Going Viral: Measuring the Impact of “Contagion”

Contagion is a feature film directed by Academy Award winner Steven Soderbergh and released in 2011. The film follows the rapid progression of a highly contagious virus that kills within days. As the epidemic grows, medical researchers and public health officials work to contain the disease, introduce a vaccine to halt its spread and calm the panic that spreads as fast as the virus itself. The film highlights the factors that shape the occurrence of a pandemic, the limits and consequences of public health responses and how interpersonal connections can play a role in the spread of disease.
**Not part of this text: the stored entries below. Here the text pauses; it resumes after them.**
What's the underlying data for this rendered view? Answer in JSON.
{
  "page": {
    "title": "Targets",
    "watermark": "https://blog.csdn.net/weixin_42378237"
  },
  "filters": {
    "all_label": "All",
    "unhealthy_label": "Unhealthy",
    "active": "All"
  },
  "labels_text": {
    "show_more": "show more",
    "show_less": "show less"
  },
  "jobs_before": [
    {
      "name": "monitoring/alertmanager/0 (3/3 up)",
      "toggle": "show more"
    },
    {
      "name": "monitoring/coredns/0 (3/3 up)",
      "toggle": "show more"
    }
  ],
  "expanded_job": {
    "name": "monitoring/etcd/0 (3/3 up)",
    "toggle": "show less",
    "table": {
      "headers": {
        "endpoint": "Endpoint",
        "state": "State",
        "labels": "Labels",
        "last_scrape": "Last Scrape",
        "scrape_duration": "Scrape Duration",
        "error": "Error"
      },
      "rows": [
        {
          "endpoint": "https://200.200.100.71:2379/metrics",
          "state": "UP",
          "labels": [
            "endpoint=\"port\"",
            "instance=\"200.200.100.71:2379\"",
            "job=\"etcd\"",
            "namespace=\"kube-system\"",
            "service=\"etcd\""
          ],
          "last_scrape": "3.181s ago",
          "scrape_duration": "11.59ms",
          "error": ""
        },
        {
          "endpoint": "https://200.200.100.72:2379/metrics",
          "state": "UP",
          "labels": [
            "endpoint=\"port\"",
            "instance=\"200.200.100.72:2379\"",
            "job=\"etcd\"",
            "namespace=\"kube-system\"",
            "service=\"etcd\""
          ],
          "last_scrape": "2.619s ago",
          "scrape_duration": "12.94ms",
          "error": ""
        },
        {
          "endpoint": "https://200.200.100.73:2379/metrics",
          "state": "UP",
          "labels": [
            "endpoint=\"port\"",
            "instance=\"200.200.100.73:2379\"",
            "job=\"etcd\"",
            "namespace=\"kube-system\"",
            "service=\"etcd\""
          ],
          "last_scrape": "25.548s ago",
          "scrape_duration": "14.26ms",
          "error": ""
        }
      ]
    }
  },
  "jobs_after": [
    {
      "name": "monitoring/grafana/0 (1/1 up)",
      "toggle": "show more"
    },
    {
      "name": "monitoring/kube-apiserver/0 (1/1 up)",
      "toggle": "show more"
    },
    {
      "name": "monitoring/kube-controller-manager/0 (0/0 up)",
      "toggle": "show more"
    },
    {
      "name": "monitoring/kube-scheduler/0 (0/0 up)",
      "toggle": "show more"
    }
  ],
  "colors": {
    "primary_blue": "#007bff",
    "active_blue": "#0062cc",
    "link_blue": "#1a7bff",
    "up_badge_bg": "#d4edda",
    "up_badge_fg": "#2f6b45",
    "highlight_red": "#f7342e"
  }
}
It was especially exciting to measure the social impact of Contagion because it is a fictional film. While most audience members recognize that documentary films are often carefully engineered to deliver actionable data to viewers, moviegoers do not immediately assume that a fictional film might teach them something or encourage them to change their attitudes about a particular issue, or take action after the film is over. Whether the topic is history or science, experts are often wary about fictional films that try to grapple with real-life issues and events. Contagion, which provides a gripping illustration of what could happen if a global pandemic occurred, caused a flurry of news coverage about its accuracy. Director Steven Soderbergh attracted a bevy of A-list talent — Matt Damon, Gwyneth Paltrow, Kate Winslet, Marion Cotillard, Jude Law and Laurence Fishburne — which increased the odds that this film would be seen by a very broad range of moviegoers, most of whom know very little about global pandemics.